Modelled on the Autobahn (in Germany), the 41-km peripheral road around Bangalore—the entire length has been divided into short stretches, 6 km are complete—and a 9-km link road from Bangalore (partially complete) promises top-speed travel on a virtual feathertrack while integrating two key new-economy Indian cities.

But, if one were to travel in the vicinity of the Bangalore-end of the Expressway, finding the peripheral feeder road or link to the Expressway would be almost impossible. With the Karnataka government yet to hand over land to build the interchanges at nearly 10 places to allow vehicles to get on and off the peripheral road, the first phase of the BMIC project is invisible in the short-term and useless in the long-term.

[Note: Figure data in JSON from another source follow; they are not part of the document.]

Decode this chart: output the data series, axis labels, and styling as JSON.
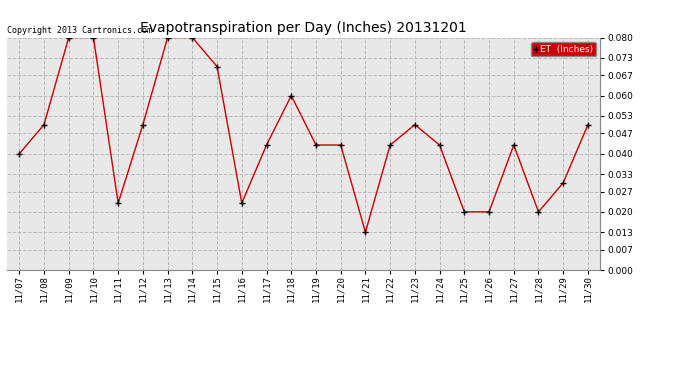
{
  "title": "Evapotranspiration per Day (Inches) 20131201",
  "dates": [
    "11/07",
    "11/08",
    "11/09",
    "11/10",
    "11/11",
    "11/12",
    "11/13",
    "11/14",
    "11/15",
    "11/16",
    "11/17",
    "11/18",
    "11/19",
    "11/20",
    "11/21",
    "11/22",
    "11/23",
    "11/24",
    "11/25",
    "11/26",
    "11/27",
    "11/28",
    "11/29",
    "11/30"
  ],
  "values": [
    0.04,
    0.05,
    0.08,
    0.08,
    0.023,
    0.05,
    0.08,
    0.08,
    0.07,
    0.023,
    0.043,
    0.06,
    0.043,
    0.043,
    0.013,
    0.043,
    0.05,
    0.043,
    0.02,
    0.02,
    0.043,
    0.02,
    0.03,
    0.05
  ],
  "line_color": "#cc0000",
  "marker_color": "#000000",
  "bg_color": "#ffffff",
  "grid_color": "#bbbbbb",
  "legend_label": "ET  (Inches)",
  "legend_bg": "#cc0000",
  "legend_text_color": "#ffffff",
  "copyright_text": "Copyright 2013 Cartronics.com",
  "ylim": [
    0.0,
    0.08
  ],
  "yticks": [
    0.0,
    0.007,
    0.013,
    0.02,
    0.027,
    0.033,
    0.04,
    0.047,
    0.053,
    0.06,
    0.067,
    0.073,
    0.08
  ],
  "title_fontsize": 10,
  "tick_fontsize": 6.5,
  "copyright_fontsize": 6
}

The land for the interchanges as sought by NICE is now the bone of contention between the company and the state government, despite the Supreme Court recently upholding a high court verdict to carry out the BMIC project on 20,193 acres of land—as agreed in the original 1997 Frame Work Agreement.

‘‘In all, 4,467 acres of land has been acquired for the peripheral road in the first phase. Around 2,450 acres is excess. Every interchange requires only around 75 acres and larger ones around 120 acres — as per the Project Technical Report that was prepared in 1995 and preceded the 1997 Framework Agreement. The company has been allowed to acquire 300 to 400 acres for the interchanges,’’ says a senior government official.

Despite the recent Supreme Court rap for stalling the project with ill-conceived stances, the H D Kumaraswamy government is not set to back down and allow the project to proceed. When the case was in the Supreme Court, the state had withheld handing over of the entire land sought by NICE for the first phase saying that the case was pending. The government is now trying to find a new course of action — legal or otherwise — to prevent what it maintains is handing over of ‘‘excess land’’ to NICE.

Projected for completion in 20 months, when commenced in February 2004, the first phase of the Rs 2,250-crore project is already eight months and Rs 600 crore behind schedule. Despite 80 per cent work being complete in the first phase there still seems to be a long, tough road ahead.

While questions had earlier been raised on land being allotted for five townships along the expressway’s path, the state government now says there is a dispute only over the land for the peripheral road.

NICE has made repeated requests for land to complete phase 1 and to move ahead. Armed with the April 20 writ of mandamus from the apex court, allowing the project to go ahead as conceived in the 1997 Framework Agreement, the company is now contemplating contempt proceedings against the government.

‘‘If the government is going to stall the project again, like it seems to be, we would have to take recourse to contempt proceedings,’’ a BMIC spokesperson commented on behalf of NICE managing director Ashok Kheny.

CM Kumaraswamy has expressed full support for the project, but there seems to be a rider to his support — his father Deve Gowda willing. Deve Gowda has been fighting the BMIC project on the ground that the promoters along with some politicians and bureaucrats are set to cash in on the real estate boom by selling land acquired for BMIC at Rs 10 lakh per acre at rates up to Rs 1 crore.

‘‘My concern is only about allotting huge tracts of land in excess of project requirement,’’ Gowda had said after the SC ruling.